Hay novedades en la tienda de
robótica del barrio. La noticia ha corrido rápida como el wifi y todo humano a
la última, con chip instalado bajo la piel, está al tanto. Saben de la novedad,
pero no exactamente de qué se trata. Una fuerza –la curiosidad o ese chip tan
potente, quién sabe− los impulsa a visitar el establecimiento. Nada de visita
web, nada de enviar al siervo-bot. Sienten la necesidad de hacer la visita
ellos mismos.
Bienvenida, C3P1 –saluda el
asistente virtual de la tienda a los que entran−. Normalmente dice el nombre
del que entra, pero se ha estropeado y sólo reconoce el número del chip. La
dueña de la tienda está atenta y saluda a la clienta recién llegada. Hola,
Alfonsa.
Alfonsa por edad es una anciana,
pero desde que tiene chip está de lo más rejuvenecida. Es de personalidad
arrolladora y muy directa. Me tienes intrigadísima, ¿cuál es la novedad? Un
nuevo robot, supongo. Quiero verlo.
Cristina, la propietaria de la
tienda, la conduce a una sala aparte. En silencio. Alfonsa se desespera. Cristina
encienda la luz y le señala una urna acristalada. No mide más de medio metro de
alto y dentro se mueven varios cuerpos humanoides.

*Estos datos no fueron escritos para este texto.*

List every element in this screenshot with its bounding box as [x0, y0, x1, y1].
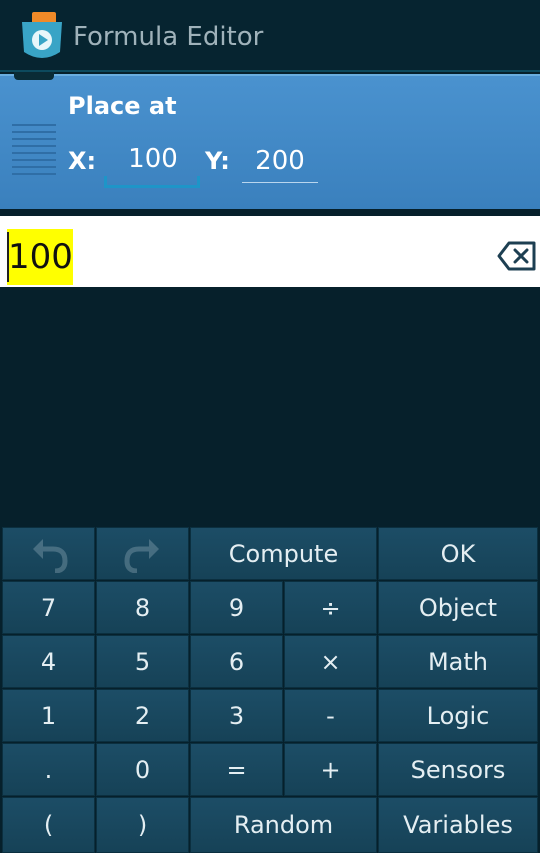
- logic-button[interactable]: Logic: [378, 689, 538, 742]
- object-button[interactable]: Object: [378, 581, 538, 634]
- key-left-paren[interactable]: (: [2, 797, 95, 853]
- key-minus[interactable]: -: [284, 689, 377, 742]
- math-button[interactable]: Math: [378, 635, 538, 688]
- key-2[interactable]: 2: [96, 689, 189, 742]
- pocket-code-app-icon[interactable]: [20, 12, 64, 60]
- app-title: Formula Editor: [73, 22, 264, 52]
- undo-icon: [32, 538, 68, 573]
- key-7[interactable]: 7: [2, 581, 95, 634]
- compute-button[interactable]: Compute: [190, 527, 377, 580]
- x-field-selection-indicator: [104, 176, 200, 188]
- redo-button[interactable]: [96, 527, 189, 580]
- key-8[interactable]: 8: [96, 581, 189, 634]
- key-5[interactable]: 5: [96, 635, 189, 688]
- redo-icon: [123, 538, 159, 573]
- key-multiply[interactable]: ×: [284, 635, 377, 688]
- formula-input[interactable]: [0, 216, 540, 287]
- brick-notch-top: [14, 72, 54, 80]
- key-dot[interactable]: .: [2, 743, 95, 796]
- key-plus[interactable]: +: [284, 743, 377, 796]
- y-value-field[interactable]: 200: [242, 142, 318, 183]
- sensors-button[interactable]: Sensors: [378, 743, 538, 796]
- backspace-icon[interactable]: [497, 240, 537, 272]
- key-4[interactable]: 4: [2, 635, 95, 688]
- y-label: Y:: [205, 147, 230, 175]
- action-bar: Formula Editor: [0, 0, 540, 72]
- key-9[interactable]: 9: [190, 581, 283, 634]
- key-3[interactable]: 3: [190, 689, 283, 742]
- formula-keyboard: Compute OK 7 8 9 ÷ Object 4 5 6 × Math 1…: [0, 526, 540, 853]
- key-equals[interactable]: =: [190, 743, 283, 796]
- random-button[interactable]: Random: [190, 797, 377, 853]
- key-0[interactable]: 0: [96, 743, 189, 796]
- x-label: X:: [68, 147, 97, 175]
- formula-text[interactable]: 100: [7, 229, 73, 285]
- undo-button[interactable]: [2, 527, 95, 580]
- brick-title: Place at: [68, 92, 177, 120]
- drag-handle-icon[interactable]: [12, 124, 56, 180]
- text-cursor: [7, 232, 9, 282]
- divider: [0, 209, 540, 216]
- variables-button[interactable]: Variables: [378, 797, 538, 853]
- key-1[interactable]: 1: [2, 689, 95, 742]
- key-divide[interactable]: ÷: [284, 581, 377, 634]
- ok-button[interactable]: OK: [378, 527, 538, 580]
- key-6[interactable]: 6: [190, 635, 283, 688]
- key-right-paren[interactable]: ): [96, 797, 189, 853]
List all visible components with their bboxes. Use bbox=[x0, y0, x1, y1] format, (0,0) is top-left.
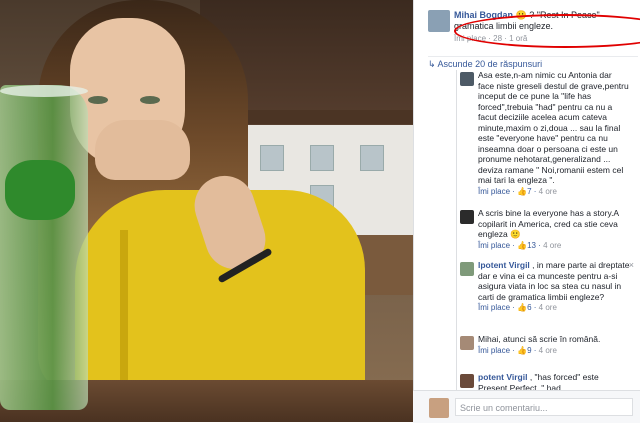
post-photo[interactable] bbox=[0, 0, 413, 422]
comment-meta: Îmi place · 👍6 · 4 ore bbox=[478, 303, 557, 312]
comment-time[interactable]: 4 ore bbox=[543, 241, 561, 250]
comment-time[interactable]: 4 ore bbox=[539, 303, 557, 312]
commenter-avatar[interactable] bbox=[460, 336, 474, 350]
comment-composer: Scrie un comentariu... bbox=[413, 390, 640, 423]
commenter-avatar[interactable] bbox=[460, 262, 474, 276]
comment-text: Asa este,n-am nimic cu Antonia dar face … bbox=[478, 70, 629, 185]
comments-panel: Mihai Bogdan 🙂 ? "Rest In Peace" gramati… bbox=[413, 0, 640, 422]
photo-hand bbox=[95, 120, 190, 180]
comment-text: Mihai, atunci să scrie în română. bbox=[478, 334, 601, 344]
like-count[interactable]: 13 bbox=[527, 241, 536, 250]
thread-line bbox=[456, 70, 457, 410]
commenter-name[interactable]: potent Virgil bbox=[478, 372, 527, 382]
comment-meta: Îmi place · 👍13 · 4 ore bbox=[478, 240, 562, 250]
comment-input[interactable]: Scrie un comentariu... bbox=[455, 398, 633, 416]
post-header: Mihai Bogdan 🙂 ? "Rest In Peace" gramati… bbox=[428, 10, 640, 50]
commenter-avatar[interactable] bbox=[460, 210, 474, 224]
like-count[interactable]: 6 bbox=[527, 303, 531, 312]
like-thumb-icon: 👍 bbox=[517, 240, 528, 250]
like-count[interactable]: 7 bbox=[527, 187, 531, 196]
commenter-name[interactable]: lpotent Virgil bbox=[478, 260, 530, 270]
comment-meta: Îmi place · 👍9 · 4 ore bbox=[478, 345, 557, 355]
like-thumb-icon: 👍 bbox=[517, 186, 528, 196]
photo-mint bbox=[5, 160, 75, 220]
reply-arrow-icon: ↳ bbox=[428, 59, 438, 69]
commenter-avatar[interactable] bbox=[460, 72, 474, 86]
commenter-avatar[interactable] bbox=[460, 374, 474, 388]
comment-time[interactable]: 4 ore bbox=[539, 187, 557, 196]
photo-glass-rim bbox=[0, 85, 88, 97]
comment-meta: Îmi place · 👍7 · 4 ore bbox=[478, 186, 557, 196]
like-link[interactable]: Îmi place bbox=[478, 346, 510, 355]
photo-dress-tie bbox=[120, 230, 128, 380]
close-icon[interactable]: × bbox=[629, 260, 634, 270]
comment-time[interactable]: 4 ore bbox=[539, 346, 557, 355]
like-count[interactable]: 9 bbox=[527, 346, 531, 355]
comment-text: A scris bine la everyone has a story.A c… bbox=[478, 208, 619, 239]
author-avatar[interactable] bbox=[428, 10, 450, 32]
current-user-avatar bbox=[429, 398, 449, 418]
like-link[interactable]: Îmi place bbox=[478, 303, 510, 312]
photo-glass bbox=[0, 85, 88, 410]
hide-replies-label: Ascunde 20 de răspunsuri bbox=[437, 59, 543, 69]
like-thumb-icon: 👍 bbox=[517, 303, 528, 312]
like-thumb-icon: 👍 bbox=[517, 345, 528, 355]
like-link[interactable]: Îmi place bbox=[478, 187, 510, 196]
like-link[interactable]: Îmi place bbox=[478, 241, 510, 250]
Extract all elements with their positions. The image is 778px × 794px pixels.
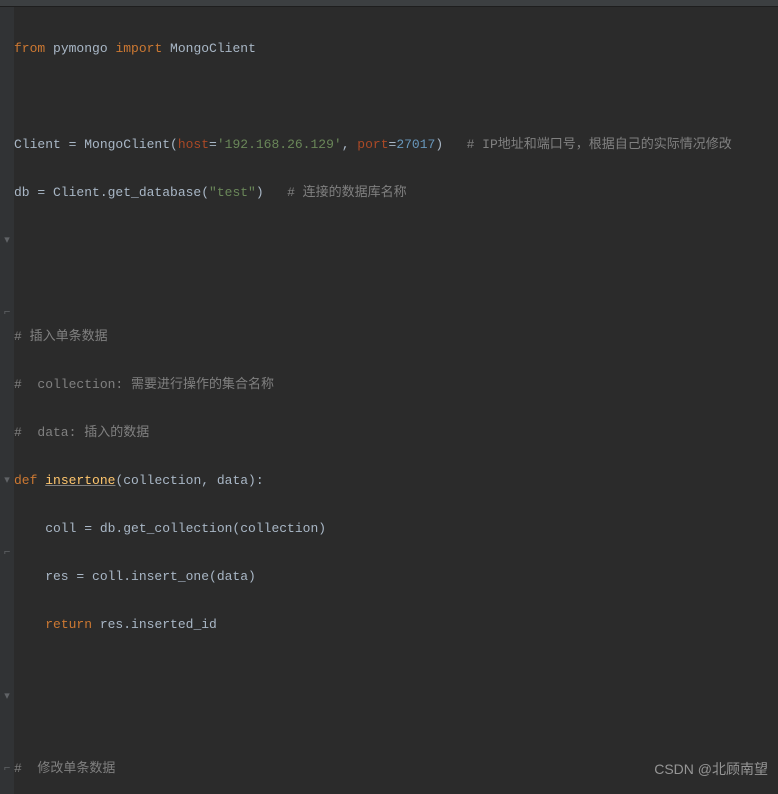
code-line[interactable]: db = Client.get_database("test") # 连接的数据… [14, 181, 778, 205]
code-line[interactable]: # data: 插入的数据 [14, 421, 778, 445]
code-line[interactable]: # 插入单条数据 [14, 325, 778, 349]
code-line[interactable]: coll = db.get_collection(collection) [14, 517, 778, 541]
code-line[interactable] [14, 277, 778, 301]
code-line[interactable]: Client = MongoClient(host='192.168.26.12… [14, 133, 778, 157]
fold-down-icon[interactable]: ▾ [0, 229, 14, 253]
code-area[interactable]: from pymongo import MongoClient Client =… [14, 7, 778, 794]
fold-down-icon[interactable]: ▾ [0, 469, 14, 493]
code-line[interactable] [14, 229, 778, 253]
function-def-insertone: insertone [45, 473, 115, 488]
fold-end-icon: ⌐ [0, 301, 14, 325]
editor-gutter[interactable]: ▾ ⌐ ▾ ⌐ ▾ ⌐ [0, 7, 14, 794]
code-line[interactable] [14, 661, 778, 685]
editor-tab-bar[interactable] [0, 0, 778, 7]
code-line[interactable]: res = coll.insert_one(data) [14, 565, 778, 589]
code-line[interactable]: return res.inserted_id [14, 613, 778, 637]
code-line[interactable]: # collection: 需要进行操作的集合名称 [14, 373, 778, 397]
fold-end-icon: ⌐ [0, 541, 14, 565]
code-line[interactable] [14, 709, 778, 733]
code-line[interactable]: def insertone(collection, data): [14, 469, 778, 493]
fold-down-icon[interactable]: ▾ [0, 685, 14, 709]
code-editor: ▾ ⌐ ▾ ⌐ ▾ ⌐ from pymongo import MongoCli… [0, 7, 778, 794]
code-line[interactable] [14, 85, 778, 109]
code-line[interactable]: # 修改单条数据 [14, 757, 778, 781]
code-line[interactable]: from pymongo import MongoClient [14, 37, 778, 61]
fold-end-icon: ⌐ [0, 757, 14, 781]
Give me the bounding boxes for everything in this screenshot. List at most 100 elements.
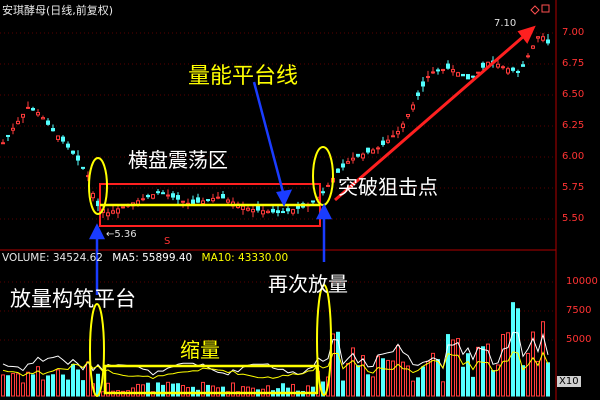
volume-bar bbox=[386, 359, 390, 397]
volume-bar bbox=[436, 359, 440, 397]
candle-body bbox=[426, 75, 430, 78]
candle-body bbox=[411, 104, 415, 110]
volume-bar bbox=[66, 379, 70, 397]
candle-body bbox=[161, 192, 165, 195]
volume-bar bbox=[446, 334, 450, 397]
volume-bar bbox=[456, 338, 460, 397]
candle-body bbox=[341, 163, 345, 168]
candle-body bbox=[421, 81, 425, 87]
volume-tick: 10000 bbox=[566, 276, 598, 287]
volume-bar bbox=[511, 302, 515, 397]
price-tick: 5.50 bbox=[562, 213, 585, 224]
volume-bar bbox=[426, 360, 430, 397]
candle-body bbox=[121, 206, 125, 209]
volume-bar bbox=[16, 373, 20, 397]
volume-bar bbox=[541, 321, 545, 397]
price-tick: 6.50 bbox=[562, 89, 585, 100]
candle-body bbox=[6, 134, 10, 137]
candle-body bbox=[211, 197, 215, 202]
candle-body bbox=[351, 157, 355, 161]
candle-body bbox=[501, 66, 505, 69]
breakout-label: 突破狙击点 bbox=[338, 175, 438, 199]
volume-bar bbox=[31, 374, 35, 397]
ma10-label: MA10: 43330.00 bbox=[201, 252, 289, 264]
candle-body bbox=[256, 205, 260, 211]
volume-bar bbox=[206, 384, 210, 397]
volume-bar bbox=[356, 365, 360, 397]
candle-body bbox=[91, 192, 95, 199]
volume-bar bbox=[416, 377, 420, 397]
candle-body bbox=[276, 210, 280, 214]
candle-body bbox=[506, 68, 510, 74]
candle-body bbox=[1, 142, 5, 145]
platform-line-label: 量能平台线 bbox=[188, 64, 299, 89]
candle-body bbox=[391, 135, 395, 138]
volume-bar bbox=[266, 385, 270, 397]
high-markers bbox=[530, 4, 550, 15]
volume-bar bbox=[61, 374, 65, 397]
candle-body bbox=[356, 153, 360, 157]
candle-body bbox=[201, 200, 205, 204]
volume-bar bbox=[211, 385, 215, 397]
volume-unit: X10 bbox=[557, 376, 581, 387]
candle-body bbox=[346, 161, 350, 164]
volume-bar bbox=[6, 375, 10, 397]
candle-body bbox=[216, 196, 220, 199]
shrink-label: 缩量 bbox=[180, 338, 220, 362]
volume-bar bbox=[536, 360, 540, 397]
candle-body bbox=[361, 153, 365, 159]
candle-body bbox=[441, 68, 445, 71]
candle-body bbox=[71, 150, 75, 154]
candle-body bbox=[151, 194, 155, 199]
volume-bar bbox=[291, 383, 295, 397]
volume-tick: 5000 bbox=[566, 334, 592, 345]
candle-body bbox=[371, 149, 375, 154]
chart-title: 安琪酵母(日线,前复权) bbox=[2, 4, 114, 17]
candle-body bbox=[251, 208, 255, 213]
price-tick: 5.75 bbox=[562, 182, 585, 193]
volume-bar bbox=[181, 384, 185, 397]
volume-bar bbox=[311, 386, 315, 397]
low-price-marker: ←5.36 bbox=[106, 229, 137, 240]
volume-bar bbox=[451, 339, 455, 397]
volume-bar bbox=[346, 362, 350, 397]
volume-bar bbox=[481, 346, 485, 397]
volume-bar bbox=[141, 384, 145, 397]
candle-body bbox=[326, 184, 330, 187]
volume-bar bbox=[526, 352, 530, 397]
candle-body bbox=[376, 147, 380, 150]
s-marker: S bbox=[164, 236, 171, 247]
volume-platform-label: 放量构筑平台 bbox=[10, 287, 136, 311]
volume-bar bbox=[81, 380, 85, 397]
candle-body bbox=[481, 62, 485, 68]
candle-body bbox=[246, 207, 250, 211]
candle-body bbox=[386, 139, 390, 143]
candle-body bbox=[76, 155, 80, 161]
volume-header: VOLUME: 34524.62 MA5: 55899.40 MA10: 433… bbox=[2, 252, 288, 264]
volume-bar bbox=[341, 380, 345, 397]
volume-bar bbox=[546, 362, 550, 397]
volume-bar bbox=[221, 386, 225, 397]
candle-body bbox=[396, 130, 400, 135]
right-ellipse bbox=[312, 146, 334, 206]
candle-body bbox=[416, 92, 420, 96]
volume-bar bbox=[21, 382, 25, 397]
price-tick: 6.25 bbox=[562, 120, 585, 131]
candle-body bbox=[366, 147, 370, 153]
candle-body bbox=[11, 127, 15, 131]
candle-body bbox=[146, 194, 150, 198]
candle-body bbox=[171, 193, 175, 198]
volume-bar bbox=[366, 374, 370, 397]
candle-body bbox=[111, 210, 115, 214]
candle-body bbox=[546, 39, 550, 44]
candle-body bbox=[461, 73, 465, 77]
candle-body bbox=[191, 199, 195, 204]
candle-body bbox=[311, 200, 315, 203]
volume-label: VOLUME: 34524.62 bbox=[2, 252, 103, 264]
volume-bar bbox=[241, 386, 245, 397]
candle-body bbox=[176, 195, 180, 200]
candle-body bbox=[206, 199, 210, 202]
candle-body bbox=[516, 70, 520, 73]
candle-body bbox=[496, 63, 500, 68]
volume-bar bbox=[1, 374, 5, 397]
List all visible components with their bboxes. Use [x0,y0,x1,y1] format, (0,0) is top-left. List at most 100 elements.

− ¿Robotitos? Tengo varios, ya lo
sabes.
− No son robotitos, Alfonsa.
Fíjate. Son humanos, en miniatura y con chip programable. Si quieres los
programas, les asignas funciones de mayordomos, de compañía…o los dejas así,
salvajitos y con su cerebrito reducido. Lo que prefieras. Eso sí, elijas lo que
elijas, es mucho más glamoroso que los siervo-bots.
Alfonsa se acerca a la urna y golpea
suavemente el cristal. Los humanitos, de ojos tristes, de mascota, se acercan a
ella.
− Me llevo dos. Para hacerte un
favor y por la exclusividad de tener un siervo no robot. Pero me los vacunas y
me los castras. Que mi casa no es la selva…y una tiene su corazoncito.